Но Серифс усмотрел в этом еще и признаки недовольства: наверное, Безупречного не радуют его успехи в борьбе с мейсальской ересью. И посланец не преминул подтвердить опасения епископа.
– Наш с вами пастырь – человек весьма прямолинейный и велел мне говорить без обиняков, – начал Бронт на церковном бротском, коннекским наречием он не владел. – Безупречный отправил вас сюда искоренять ересь. Но мы уже давно не получали добрых вестей, вместо них – постоянные жалобы: из Антье, Каурена, Кастрересона, да почти отовсюду. Вы якобы пользуетесь саном и положением ради собственной выгоды.
Епископ взгрустнул. Ох уж эти упрямые коннектенцы… А Безупречный V чересчур уверился в собственной силе и неуязвимости.
– Пусть его святейшество, – осторожно ответил он на церковном бротском, – сам попробует договориться с этими людьми. Они презирают меня, все – начиная с графа Реймона и заканчивая ничтожнейшим из лавочников. Коннектенцы не обращают ни малейшего внимания на извещения, что мы вывешиваем в церквях. Святые отцы причащают еретиков, если те того пожелают, и хоронят их в освященной земле. Приходские священники, особенно в деревне, отказываются обличать ересь. Многие подучивают прихожан не обращать внимания на бротского патриарха, ведь истинный патриарх, по их мнению, – это Непорочный Второй. С ним нужно наконец что-то предпринять, иначе мы ничего тут не добьемся. Бесполезно рассылать буллы и предавать его анафеме.

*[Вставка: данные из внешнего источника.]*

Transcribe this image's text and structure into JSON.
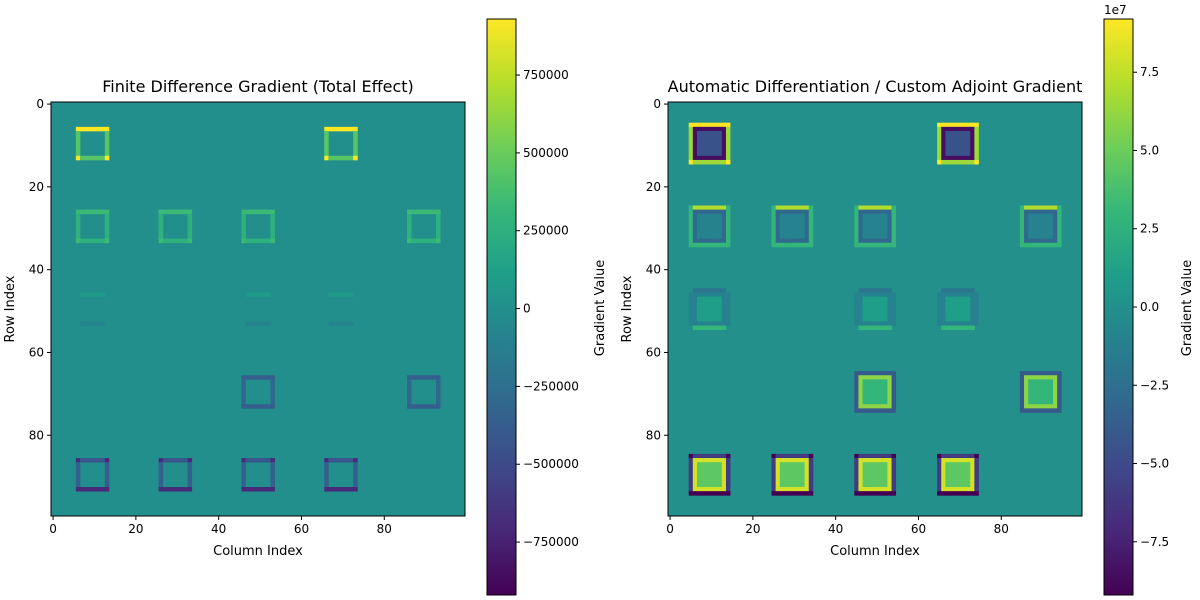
{
  "colormap": "viridis",
  "colormap_stops": [
    "#440154",
    "#482878",
    "#3e4989",
    "#31688e",
    "#26828e",
    "#1f9e89",
    "#35b779",
    "#6ece58",
    "#b5de2b",
    "#fde725"
  ],
  "chart_data": [
    {
      "type": "heatmap",
      "title": "Finite Difference Gradient (Total Effect)",
      "xlabel": "Column Index",
      "ylabel": "Row Index",
      "xlim": [
        0,
        99
      ],
      "ylim": [
        99,
        0
      ],
      "xticks": [
        0,
        20,
        40,
        60,
        80
      ],
      "yticks": [
        0,
        20,
        40,
        60,
        80
      ],
      "colorbar": {
        "label": "Gradient Value",
        "range": [
          -920000,
          930000
        ],
        "ticks": [
          -750000,
          -500000,
          -250000,
          0,
          250000,
          500000,
          750000
        ],
        "tick_labels": [
          "−750000",
          "−500000",
          "−250000",
          "0",
          "250000",
          "500000",
          "750000"
        ],
        "offset_text": ""
      },
      "square_size": 8,
      "patterns": {
        "s1": {
          "top": 930000,
          "sides": 440000,
          "bottom": 440000,
          "corner": 930000,
          "inner": 0
        },
        "s2": {
          "top": 340000,
          "sides": 260000,
          "bottom": 260000,
          "corner": 340000,
          "inner": 0
        },
        "s3": {
          "top": 80000,
          "sides": 0,
          "bottom": -80000,
          "corner": 0,
          "inner": 0
        },
        "s4": {
          "top": -360000,
          "sides": -300000,
          "bottom": -360000,
          "corner": -360000,
          "inner": 0
        },
        "s5": {
          "top": -420000,
          "sides": -360000,
          "bottom": -700000,
          "corner": -700000,
          "inner": 0
        }
      },
      "squares": [
        {
          "row": 10,
          "col": 10,
          "pattern": "s1"
        },
        {
          "row": 10,
          "col": 70,
          "pattern": "s1"
        },
        {
          "row": 30,
          "col": 10,
          "pattern": "s2"
        },
        {
          "row": 30,
          "col": 30,
          "pattern": "s2"
        },
        {
          "row": 30,
          "col": 50,
          "pattern": "s2"
        },
        {
          "row": 30,
          "col": 90,
          "pattern": "s2"
        },
        {
          "row": 50,
          "col": 10,
          "pattern": "s3"
        },
        {
          "row": 50,
          "col": 50,
          "pattern": "s3"
        },
        {
          "row": 50,
          "col": 70,
          "pattern": "s3"
        },
        {
          "row": 70,
          "col": 50,
          "pattern": "s4"
        },
        {
          "row": 70,
          "col": 90,
          "pattern": "s4"
        },
        {
          "row": 90,
          "col": 10,
          "pattern": "s5"
        },
        {
          "row": 90,
          "col": 30,
          "pattern": "s5"
        },
        {
          "row": 90,
          "col": 50,
          "pattern": "s5"
        },
        {
          "row": 90,
          "col": 70,
          "pattern": "s5"
        }
      ]
    },
    {
      "type": "heatmap",
      "title": "Automatic Differentiation / Custom Adjoint Gradient",
      "xlabel": "Column Index",
      "ylabel": "Row Index",
      "xlim": [
        0,
        99
      ],
      "ylim": [
        99,
        0
      ],
      "xticks": [
        0,
        20,
        40,
        60,
        80
      ],
      "yticks": [
        0,
        20,
        40,
        60,
        80
      ],
      "colorbar": {
        "label": "Gradient Value",
        "range": [
          -9.2,
          9.2
        ],
        "ticks": [
          -7.5,
          -5.0,
          -2.5,
          0.0,
          2.5,
          5.0,
          7.5
        ],
        "tick_labels": [
          "−7.5",
          "−5.0",
          "−2.5",
          "0.0",
          "2.5",
          "5.0",
          "7.5"
        ],
        "offset_text": "1e7"
      },
      "square_size": 10,
      "patterns": {
        "a1": {
          "top": 9.2,
          "sides": 6.5,
          "bottom": 6.5,
          "corner": 9.2,
          "inner": -4.5,
          "ring2": -8.5
        },
        "a2": {
          "top": 7.0,
          "sides": 3.0,
          "bottom": 3.0,
          "corner": 3.0,
          "inner": -1.0,
          "ring2": -3.0
        },
        "a3": {
          "top": -2.0,
          "sides": -1.0,
          "bottom": 3.0,
          "corner": 0,
          "inner": 1.0,
          "ring2": -1.0
        },
        "a4": {
          "top": -4.0,
          "sides": -4.0,
          "bottom": -4.0,
          "corner": -4.0,
          "inner": 3.0,
          "ring2": 6.0
        },
        "a5": {
          "top": -6.0,
          "sides": -6.0,
          "bottom": -9.2,
          "corner": -9.2,
          "inner": 4.5,
          "ring2": 8.0
        }
      },
      "squares": [
        {
          "row": 10,
          "col": 10,
          "pattern": "a1"
        },
        {
          "row": 10,
          "col": 70,
          "pattern": "a1"
        },
        {
          "row": 30,
          "col": 10,
          "pattern": "a2"
        },
        {
          "row": 30,
          "col": 30,
          "pattern": "a2"
        },
        {
          "row": 30,
          "col": 50,
          "pattern": "a2"
        },
        {
          "row": 30,
          "col": 90,
          "pattern": "a2"
        },
        {
          "row": 50,
          "col": 10,
          "pattern": "a3"
        },
        {
          "row": 50,
          "col": 50,
          "pattern": "a3"
        },
        {
          "row": 50,
          "col": 70,
          "pattern": "a3"
        },
        {
          "row": 70,
          "col": 50,
          "pattern": "a4"
        },
        {
          "row": 70,
          "col": 90,
          "pattern": "a4"
        },
        {
          "row": 90,
          "col": 10,
          "pattern": "a5"
        },
        {
          "row": 90,
          "col": 30,
          "pattern": "a5"
        },
        {
          "row": 90,
          "col": 50,
          "pattern": "a5"
        },
        {
          "row": 90,
          "col": 70,
          "pattern": "a5"
        }
      ]
    }
  ]
}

– Его святейшество наделил вас особыми полномочиями, можно конфисковать собственность еретиков. Патриарх рассчитывал, что вы проявите должное рвение, отстаивая интересы церкви. Однако вы лишь неустанно шлете жалобы и просите денег.
– Власть герцога Тормонда превышает мою. А он утверждает, что церковь не имеет права ничего конфисковать. Его пособник граф Реймон велел выпороть моих людей за то лишь, что они выполняли свой долг. Подозреваю, он и сам симпатизирует еретикам.

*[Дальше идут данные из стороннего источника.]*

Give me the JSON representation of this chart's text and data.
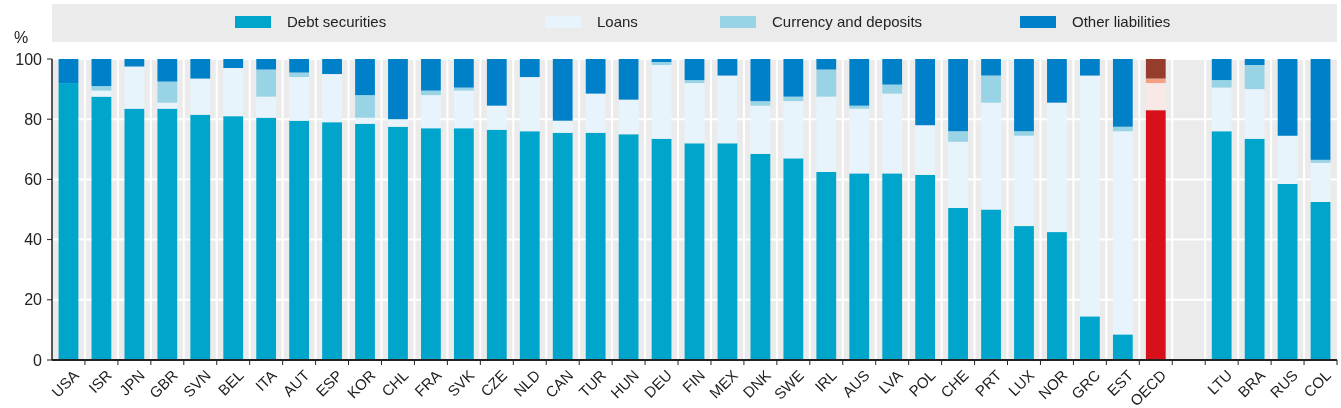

Епископ надеялся отвлечь внимание Донето и опасался, что тот начнет задавать вопросы и интересоваться, куда подевались конфискованные богатства.
Но посланник ни о чем таком спрашивать не стал.
– Вы объяснили герцогу, что, противясь воле патриарха, он рискует своей бессмертной душой?
– Разумеется. Герцог ответил, что он лишь защищает Коннек от посягательств фиральдийских воров. Вполне вероятно, Тормонд тоже сомневается в законности прав его святейшества.
– Интересно, не проникли ли прямо сюда опасные веяния? – протянул Донето с угрозой в голосе.
На лице у посланника застыло брезгливое выражение: он не одобрял образа жизни Серифса. Ему не было дела до неурядиц епископа и упрямства жителей Коннека, волю церкви следует выполнять – и точка.